I’m Not totally brain dead as yet, but there is still time.
The only Patty I knew lived a few doors down from us and I was given to understand that there was no way on God’s green earth that sainthood was in her future.
Right! Patti or Patty is in fact a derivative[?] of Patricia and is female as distinct from Paddy or Pat which derive from Patrick who identifies as male [can’t be too careful these days?].
A patty is a circle of mince, itself containing onion, carrot,etc. burger shaped, encased in a mashed tattie shroud, with various other grains or veg incorporated into the mash. Probably what is festering in the bottom of the veg basket.
As with all good healthy food it is deep fried, preferably in dripping or lard.
Surprisingly enough, despite its healthy properties, it is not of Scottish origin.
Too many veg I would guess.
I’m becoming an expert in this subject! Yes, there is indeed a Scottish Patti or Pattie, not to be confused with the Cornish Pasty.
Or if you are an ex British Army soldier that knew too many colleagues murdered by the taigs, I don’t ever want to celebrate St Patricks day.
Those taigs were a tiny minority and should not be confused by the vast majority who abhorred the violence [myself included]. Please don’t confuse he two.
Like many a mongrel in the UK, some of my ancestors were potato famine refugees but I’ve never considered that tenuous historic link adequate to justify any cosmetic display of pseudo-Irishness once a year.
But then most of us also have a smattering of Viking, a soupcon of Norman, a splash of Roman and some good old Anglo-Saxon to boot – if all the individual genetic components of your average Brit had their own special day, we’d all be pissed all year round.
As a fellow mongrel residing in the Emerald Isle, I spent my St Patricks planting while the Irish celebrated a Welsh medieval preacher who was surprised that a great many Irish were Christian already.
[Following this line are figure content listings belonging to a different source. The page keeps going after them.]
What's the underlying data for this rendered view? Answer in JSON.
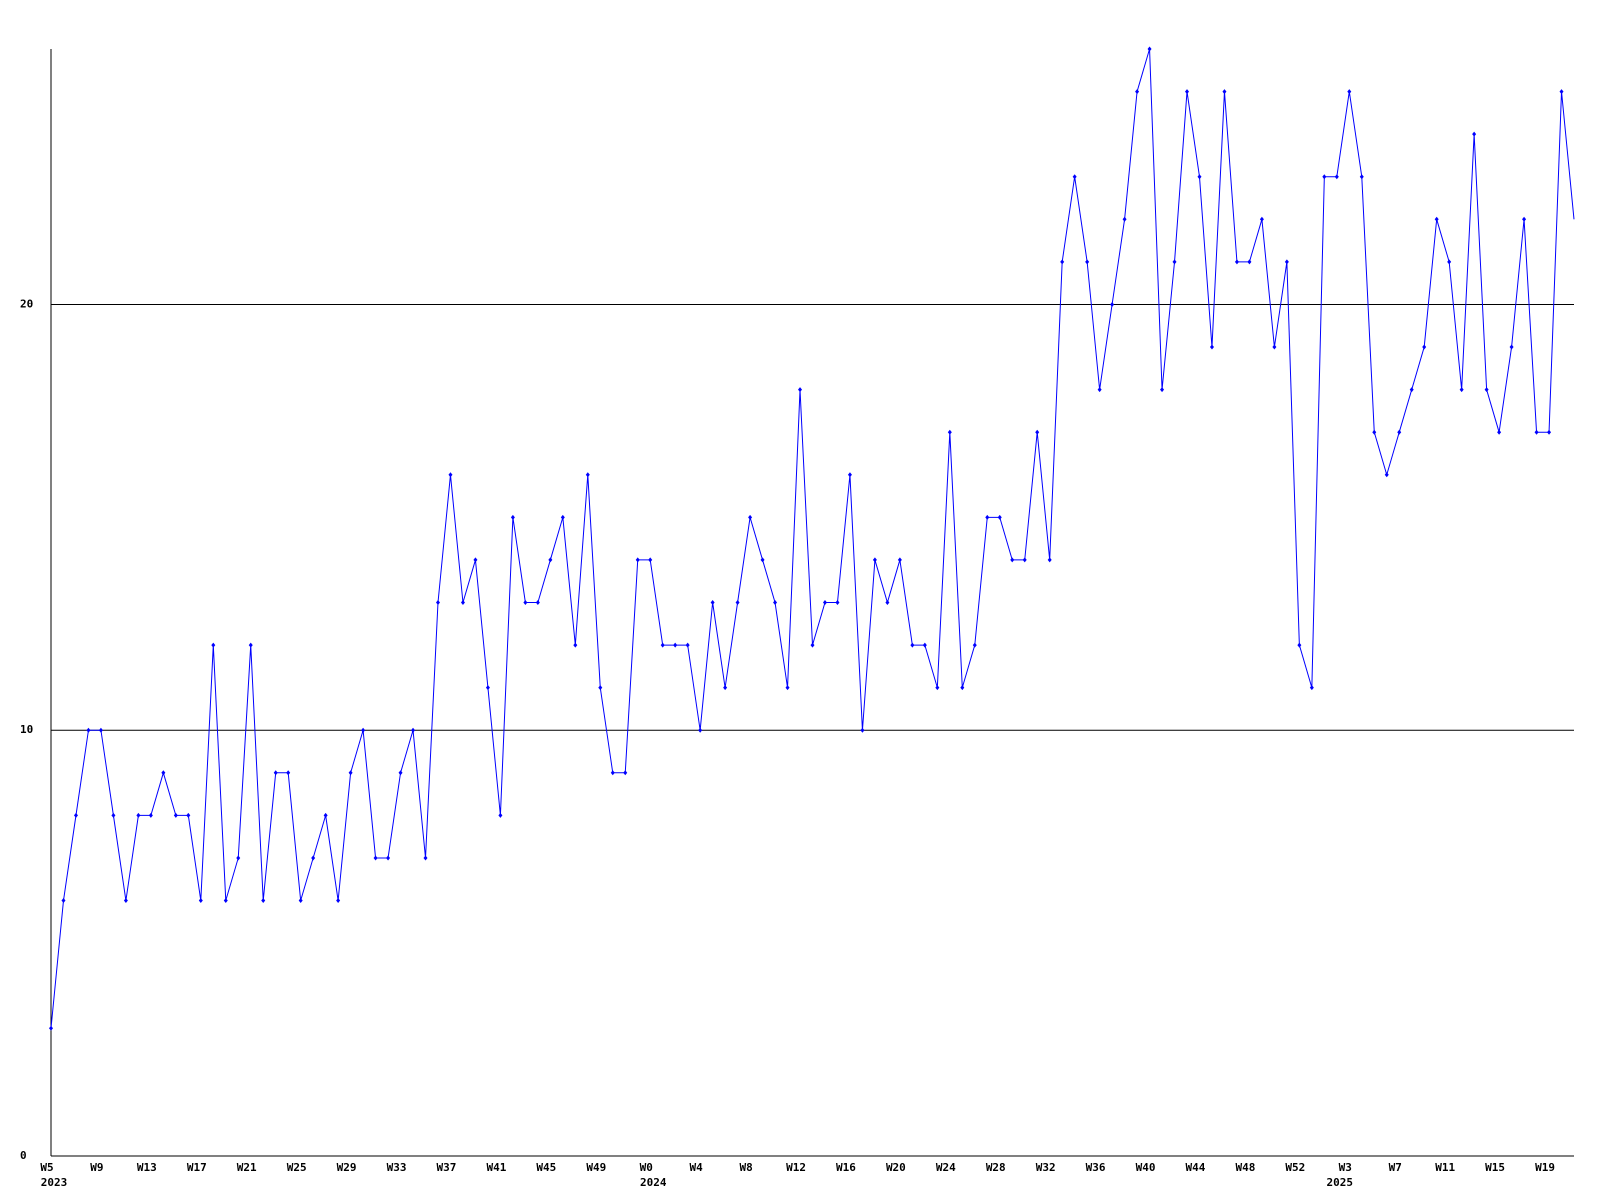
{
  "chart_data": {
    "type": "line",
    "categories": [
      "W5",
      null,
      null,
      null,
      "W9",
      null,
      null,
      null,
      "W13",
      null,
      null,
      null,
      "W17",
      null,
      null,
      null,
      "W21",
      null,
      null,
      null,
      "W25",
      null,
      null,
      null,
      "W29",
      null,
      null,
      null,
      "W33",
      null,
      null,
      null,
      "W37",
      null,
      null,
      null,
      "W41",
      null,
      null,
      null,
      "W45",
      null,
      null,
      null,
      "W49",
      null,
      null,
      null,
      "W0",
      null,
      null,
      null,
      "W4",
      null,
      null,
      null,
      "W8",
      null,
      null,
      null,
      "W12",
      null,
      null,
      null,
      "W16",
      null,
      null,
      null,
      "W20",
      null,
      null,
      null,
      "W24",
      null,
      null,
      null,
      "W28",
      null,
      null,
      null,
      "W32",
      null,
      null,
      null,
      "W36",
      null,
      null,
      null,
      "W40",
      null,
      null,
      null,
      "W44",
      null,
      null,
      null,
      "W48",
      null,
      null,
      null,
      "W52",
      null,
      null,
      null,
      "W3",
      null,
      null,
      null,
      "W7",
      null,
      null,
      null,
      "W11",
      null,
      null,
      null,
      "W15",
      null,
      null,
      null,
      "W19",
      null,
      null
    ],
    "years": [
      "2023",
      null,
      null,
      null,
      null,
      null,
      null,
      null,
      null,
      null,
      null,
      null,
      null,
      null,
      null,
      null,
      null,
      null,
      null,
      null,
      null,
      null,
      null,
      null,
      null,
      null,
      null,
      null,
      null,
      null,
      null,
      null,
      null,
      null,
      null,
      null,
      null,
      null,
      null,
      null,
      null,
      null,
      null,
      null,
      null,
      null,
      null,
      null,
      "2024",
      null,
      null,
      null,
      null,
      null,
      null,
      null,
      null,
      null,
      null,
      null,
      null,
      null,
      null,
      null,
      null,
      null,
      null,
      null,
      null,
      null,
      null,
      null,
      null,
      null,
      null,
      null,
      null,
      null,
      null,
      null,
      null,
      null,
      null,
      null,
      null,
      null,
      null,
      null,
      null,
      null,
      null,
      null,
      null,
      null,
      null,
      null,
      null,
      null,
      null,
      null,
      null,
      null,
      null,
      "2025",
      null,
      null,
      null,
      null,
      null,
      null,
      null,
      null,
      null,
      null,
      null,
      null,
      null,
      null,
      null,
      null,
      null,
      null,
      null,
      null
    ],
    "series": [
      {
        "color": "#0000ff",
        "values": [
          3,
          6,
          8,
          10,
          10,
          8,
          6,
          8,
          8,
          9,
          8,
          8,
          6,
          12,
          6,
          7,
          12,
          6,
          9,
          9,
          6,
          7,
          8,
          6,
          9,
          10,
          7,
          7,
          9,
          10,
          7,
          13,
          16,
          13,
          14,
          11,
          8,
          15,
          13,
          13,
          14,
          15,
          12,
          16,
          11,
          9,
          9,
          14,
          14,
          12,
          12,
          12,
          10,
          13,
          11,
          13,
          15,
          14,
          13,
          11,
          18,
          12,
          13,
          13,
          16,
          10,
          14,
          13,
          14,
          12,
          12,
          11,
          17,
          11,
          12,
          15,
          15,
          14,
          14,
          17,
          14,
          21,
          23,
          21,
          18,
          20,
          22,
          25,
          26,
          18,
          21,
          25,
          23,
          19,
          25,
          21,
          21,
          22,
          19,
          21,
          12,
          11,
          23,
          23,
          25,
          23,
          17,
          16,
          17,
          18,
          19,
          22,
          21,
          18,
          24,
          18,
          17,
          19,
          22,
          17,
          17,
          25,
          22
        ]
      }
    ],
    "ylim": [
      0,
      26
    ],
    "yticks": [
      0,
      10,
      20
    ],
    "grid": true
  }
}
It’s like St George to the English, St David to the Welsh or St Andrew to the Scots etc. A good excuse for a day off.
Sure you’ve been here a couple of months now so you’re within an ass’s roar of being Irish. Bill O’Sticker?
It’s amazing how many consider themselves Irish on Paddy’s day. If they all came “home” for the day than the island would sink under the weight.
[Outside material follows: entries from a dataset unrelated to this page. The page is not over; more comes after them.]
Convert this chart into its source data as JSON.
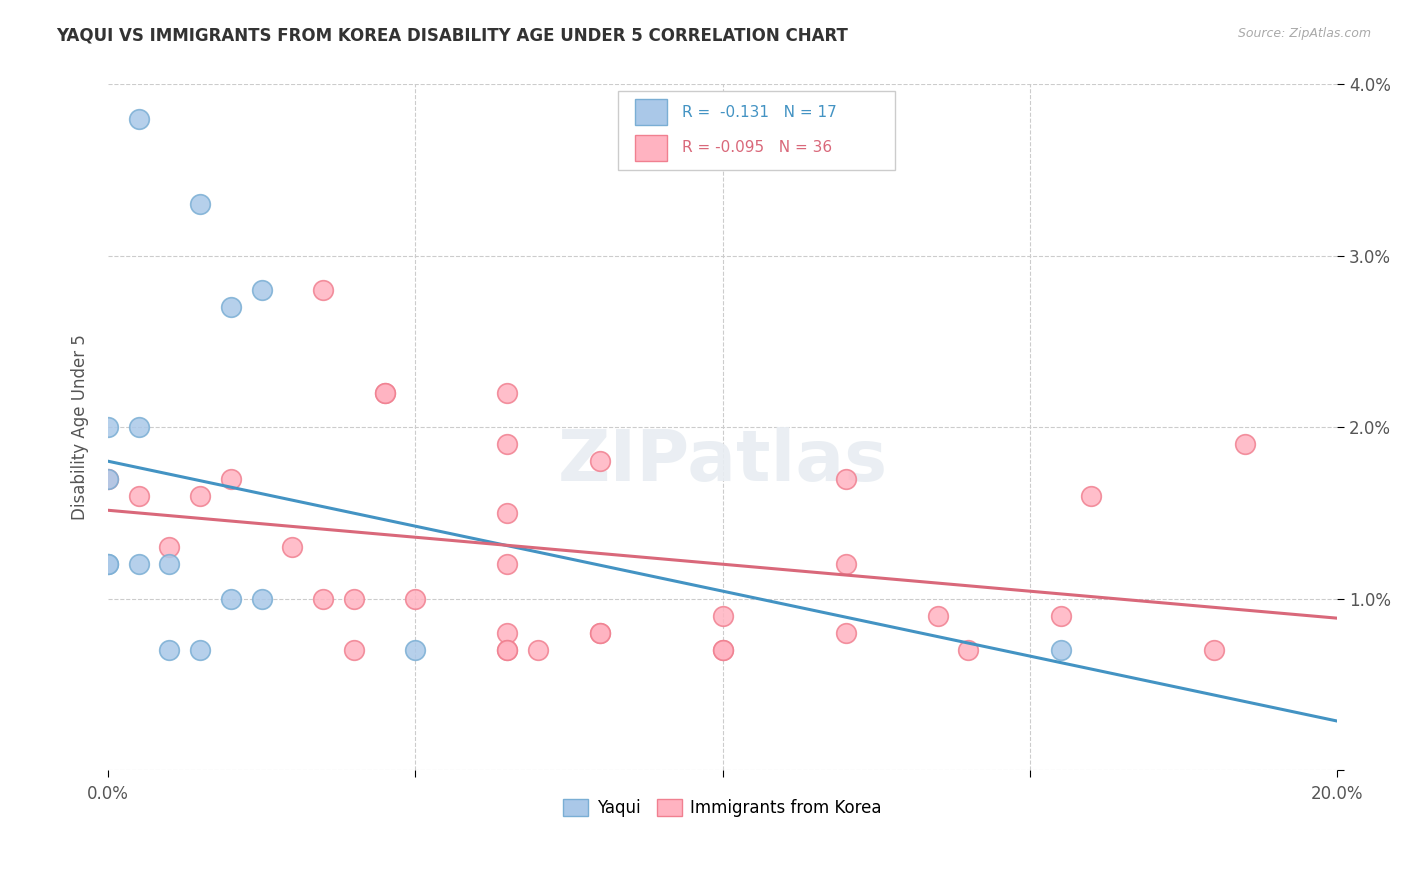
{
  "title": "YAQUI VS IMMIGRANTS FROM KOREA DISABILITY AGE UNDER 5 CORRELATION CHART",
  "source": "Source: ZipAtlas.com",
  "ylabel": "Disability Age Under 5",
  "xlim": [
    0.0,
    0.2
  ],
  "ylim": [
    0.0,
    0.04
  ],
  "bg_color": "#ffffff",
  "grid_color": "#cccccc",
  "blue_scatter_face": "#aac8e8",
  "blue_scatter_edge": "#7aaed4",
  "pink_scatter_face": "#ffb3c1",
  "pink_scatter_edge": "#f08090",
  "line_blue": "#4393c3",
  "line_pink": "#d9687a",
  "yaqui_x": [
    0.005,
    0.015,
    0.025,
    0.02,
    0.0,
    0.005,
    0.0,
    0.0,
    0.005,
    0.01,
    0.015,
    0.02,
    0.025,
    0.05,
    0.0,
    0.01,
    0.155
  ],
  "yaqui_y": [
    0.038,
    0.033,
    0.028,
    0.027,
    0.02,
    0.02,
    0.017,
    0.012,
    0.012,
    0.012,
    0.007,
    0.01,
    0.01,
    0.007,
    0.012,
    0.007,
    0.007
  ],
  "korea_x": [
    0.035,
    0.045,
    0.045,
    0.065,
    0.065,
    0.08,
    0.065,
    0.07,
    0.02,
    0.03,
    0.035,
    0.04,
    0.04,
    0.05,
    0.065,
    0.065,
    0.065,
    0.08,
    0.08,
    0.1,
    0.1,
    0.1,
    0.12,
    0.12,
    0.135,
    0.14,
    0.16,
    0.155,
    0.18,
    0.185,
    0.0,
    0.005,
    0.01,
    0.015,
    0.065,
    0.12
  ],
  "korea_y": [
    0.028,
    0.022,
    0.022,
    0.019,
    0.012,
    0.018,
    0.015,
    0.007,
    0.017,
    0.013,
    0.01,
    0.01,
    0.007,
    0.01,
    0.008,
    0.007,
    0.007,
    0.008,
    0.008,
    0.009,
    0.007,
    0.007,
    0.017,
    0.008,
    0.009,
    0.007,
    0.016,
    0.009,
    0.007,
    0.019,
    0.017,
    0.016,
    0.013,
    0.016,
    0.022,
    0.012
  ]
}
As for myself – I’m a thoroughbred mongrel. I am definitely Irish though my Mother was English and my Grandmother was French so presumably I am Celt, Anglo Saxon, Norman, probably Scandinavian and a few others no doubt.
I have tried explaining the Ireland, Scotland English Welsh thing to Americans.
Once I have explained that the Scots came from Ireland, Saint Patrick was a Welshman and the guys who ruled England were the Normans who had originally came from Scandinavia, Bonnie Prince Charlie could neither speak English or what ever the Scots were speaking then, the British Isles include Ireland, Great Britain does not include any part of Ireland, But the United Kingdom includes England,Scotland, Wales and that wee bit up in the top right corner of Ireland – Norn Iron, the eyes glaze over and they ask what I would like and I say A large Highland Park with no ice. No ice? Yes because American bar tenders fill the tumbler up with crushed ice and then top the glass up with the whisky. But they do the same if there is no ice in the glass. We’re no daft ye ken.
Meanwhile for your overseas visitors here is how Saint Patrick’s Day as well as Not Saint Patrick’s Days should be observed.
https://www.youtube.com/watch?v=VI-WRb2u4po
Granpa, maybe you should get a pet brick.
That about sums it in a nutshell. I couldn’t be more concise myself.
I wonder if bricks leave turds all over the place?